Mary Roberts aided her husband as he confronted her former lovers ? typing, according to the transcript, parts of the documents that named her and her paramours as potential defendants.

She denied any role in drafting the documents but seemed to acknowledge making a distinction between drafting and typing.

"When you're a lawyer, you certainly do" make such distinctions, she said.

Other documents recently obtained by the Express-News include a handwritten note to one of the men.

"Ted has promised to do nothing with the enclosed petition without first meeting and talking with you and your attorney. I don't know how much of the material you would want to share with (your lawyer) or anyone else.

"I urge you to contact either Ted ... or me ... soon so that this aspect of the entire ordeal will not be prolonged."

The note was signed, "Mary," and was dated Nov. 12, 2001 ? within three weeks of the last intimate e-mail she sent him.

The businessman paid $30,000, Ted Roberts later testified.

Partners in law


Ted and Mary Roberts are the names behind Roberts & Roberts, a local law firm that promotes itself as a vigorous, skilled advocate for its clients.

"We believe in a team approach," says their Web site. "Our team includes experienced attorneys, medical researchers, board certified medical experts, a devoted support staff and you, our client."

The Web site displays a photo of Ted and Mary standing shoulder to shoulder, smiling in front of a shelf filled with law books.
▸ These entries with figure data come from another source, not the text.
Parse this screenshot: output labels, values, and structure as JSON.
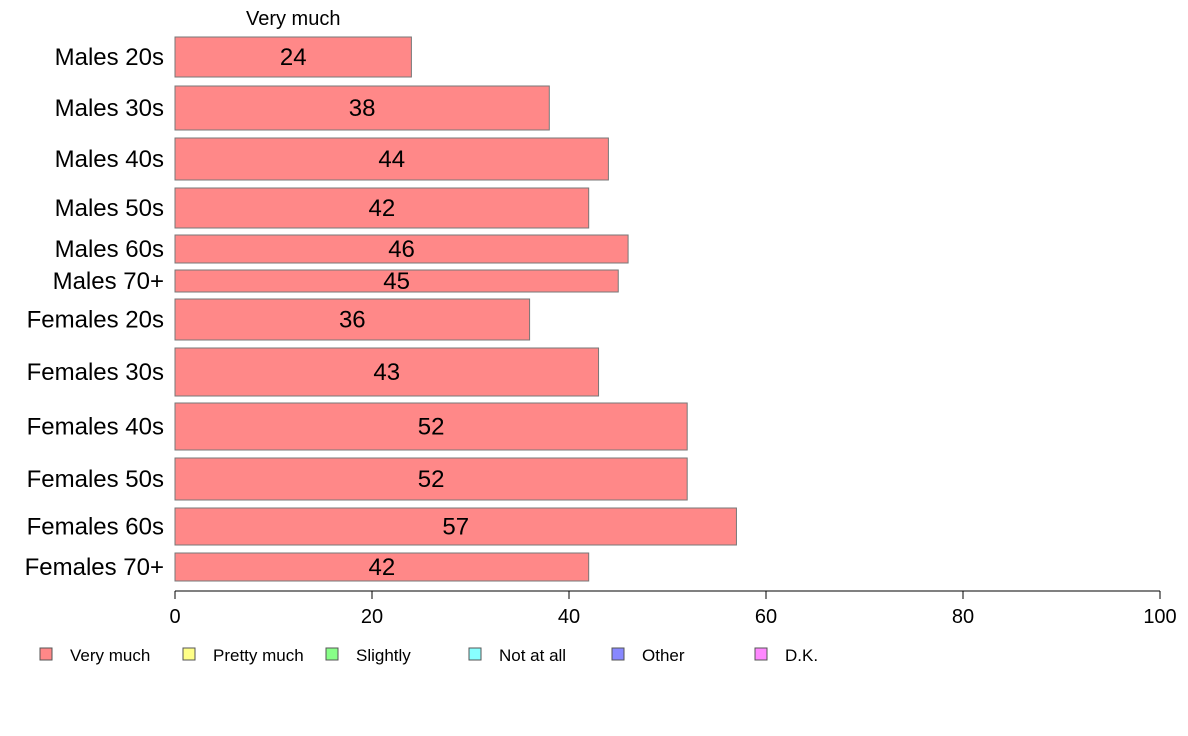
{
  "chart_data": {
    "type": "bar",
    "orientation": "horizontal",
    "stacked": true,
    "categories": [
      "Males 20s",
      "Males 30s",
      "Males 40s",
      "Males 50s",
      "Males 60s",
      "Males 70+",
      "Females 20s",
      "Females 30s",
      "Females 40s",
      "Females 50s",
      "Females 60s",
      "Females 70+"
    ],
    "series": [
      {
        "name": "Very much",
        "values": [
          24,
          38,
          44,
          42,
          46,
          45,
          36,
          43,
          52,
          52,
          57,
          42
        ],
        "color": "#ff8888"
      }
    ],
    "data_labels": [
      "24",
      "38",
      "44",
      "42",
      "46",
      "45",
      "36",
      "43",
      "52",
      "52",
      "57",
      "42"
    ],
    "xlim": [
      0,
      100
    ],
    "x_ticks": [
      0,
      20,
      40,
      60,
      80,
      100
    ],
    "x_tick_labels": [
      "0",
      "20",
      "40",
      "60",
      "80",
      "100"
    ],
    "grid": false,
    "legend": {
      "position": "bottom",
      "items": [
        {
          "label": "Very much",
          "color": "#ff8888"
        },
        {
          "label": "Pretty much",
          "color": "#ffff88"
        },
        {
          "label": "Slightly",
          "color": "#88ff88"
        },
        {
          "label": "Not at all",
          "color": "#88ffff"
        },
        {
          "label": "Other",
          "color": "#8888ff"
        },
        {
          "label": "D.K.",
          "color": "#ff88ff"
        }
      ]
    }
  }
}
He wears a dark jacket and tie; she wears a white blouse and dark jacket with a small medallion necklace.

The Robertses, the site says, "are not in the practice of law for the money, but to pursue justice."

The couple has an 8-year-old son and shares a four-bedroom house valued at $655,800 inside a gated and guarded subdivision in Northwest San Antonio.

Their partnership dates back more than a decade to when she was living in Austin and he was attending law school at the University of Texas.

A native of Wichita, Kan., Ted Roberts already had a master's degree in business administration from UT and a bachelor's degree from the University of Texas at San Antonio, where, according to his law firm's Web site, he served as student body and Honor Society president.

Mary Roberts, the daughter of a Lutheran minister, had earned bachelor's and master's degrees in nutrition from UT in 1978 and '81, respectively, and had two children from a previous marriage.

She and Ted married in 1990, the year he graduated from law school and around the time she started pursuing the law degree she would obtain with honors three years later from St. Mary's University.

The e-mail flirtations and secret romances took place more than a decade later, in the fall of 2001, according to the documents. Ted Roberts' legal answers to those indiscretions were drafted in November and December of that year.

The documents Ted Roberts prepared were not actual lawsuits. They were petitions invoking Rule 202.1(b), the section of the Texas Rules of Civil Procedure that allows lawyers to ask judges for permission to explore whether they have grounds for a lawsuit before actually filing a legal claim.

The petitions each named Mary Roberts and one of her lovers as possible defendants. But the potential claims varied from case to case.